Rücktritte allein schaffen das Problem nicht aus der Welt
Mindestens ebenso undenkbar wäre es noch bis vor wenigen Tagen vielen erschienen, dass es ausgerechnet der Kölner Kardinal Rainer Maria Woelki sein würde, der die beiden Bischöfe zu Fall bringt. Der Kirchenmann, der eben noch – aus eigenem Verschulden, wohlgemerkt – als oberster Vertuscher unter Deutschlands Bischöfen galt, hat sein Wort gehalten. Er hat in dem Missbrauchsgutachten die Namen von Verantwortlichen nennen lassen und, nach allem, was sich bislang sagen lässt, im Großen und Ganzen „ungeschönt und ohne falsche Rücksichten“, so wie er es im September 2018 angekündigt hatte. In einem beispiellosen Schritt hat er zudem zwei Weihbischöfe und seinen obersten Kirchenrichter suspendiert.
Dass der Kölner Kardinal selbst nach dem Urteil der Gutachter keine Pflichtverletzung begangen haben soll, mag man skeptisch sehen. Das ändert nichts daran, dass er Maßstäbe für die Aufarbeitung sexuellen Missbrauchs gesetzt hat: Am Kölner Gutachten müssen sich andere Bischöfe messen lassen, von der Evangelischen Kirche gar nicht zu reden.

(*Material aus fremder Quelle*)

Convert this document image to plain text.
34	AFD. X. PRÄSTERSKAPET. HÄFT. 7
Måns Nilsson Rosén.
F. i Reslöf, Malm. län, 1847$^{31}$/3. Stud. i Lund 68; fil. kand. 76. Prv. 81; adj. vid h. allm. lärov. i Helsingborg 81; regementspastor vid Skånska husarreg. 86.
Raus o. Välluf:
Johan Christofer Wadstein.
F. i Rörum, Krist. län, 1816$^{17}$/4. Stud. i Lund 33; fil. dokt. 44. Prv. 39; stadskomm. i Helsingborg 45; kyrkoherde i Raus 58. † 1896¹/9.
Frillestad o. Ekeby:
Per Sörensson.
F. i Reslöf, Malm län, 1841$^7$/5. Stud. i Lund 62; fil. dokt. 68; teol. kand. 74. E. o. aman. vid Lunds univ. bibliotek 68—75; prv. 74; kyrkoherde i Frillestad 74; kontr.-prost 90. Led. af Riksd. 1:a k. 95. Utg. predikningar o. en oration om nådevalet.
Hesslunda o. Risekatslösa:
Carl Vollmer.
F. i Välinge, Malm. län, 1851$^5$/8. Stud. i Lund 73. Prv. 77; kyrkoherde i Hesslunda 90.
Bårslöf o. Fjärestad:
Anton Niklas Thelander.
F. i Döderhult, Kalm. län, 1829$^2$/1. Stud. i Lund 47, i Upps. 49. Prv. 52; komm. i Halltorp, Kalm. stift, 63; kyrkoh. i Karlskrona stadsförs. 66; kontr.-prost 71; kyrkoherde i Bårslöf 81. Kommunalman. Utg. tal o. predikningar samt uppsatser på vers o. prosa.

Zur Lichtgestalt macht Woelki das nicht. Er kannte das Sündenregister von Heße, Schwaderlapp und Konsorten seit langem. Und vor allem hätte er das erste Missbrauchsgutachten nicht zurückhalten dürfen. Der Vertrauensverlust, der dadurch für die Kirche entstanden ist, dürfte irreparabel sein. Rücktritte allein schaffen das Problem nicht aus der Welt. Das System katholische Kirche muss reformiert werden. Solange kirchliche Verfahren wegen Missbrauchs in die Kategorie Verstoß gegen das Zölibatsversprechen fallen, geht die Verhöhnung der Betroffenen weiter, selbst wenn alle deutschen Bischöfe dem Papst ihren Rücktritt anbieten würden.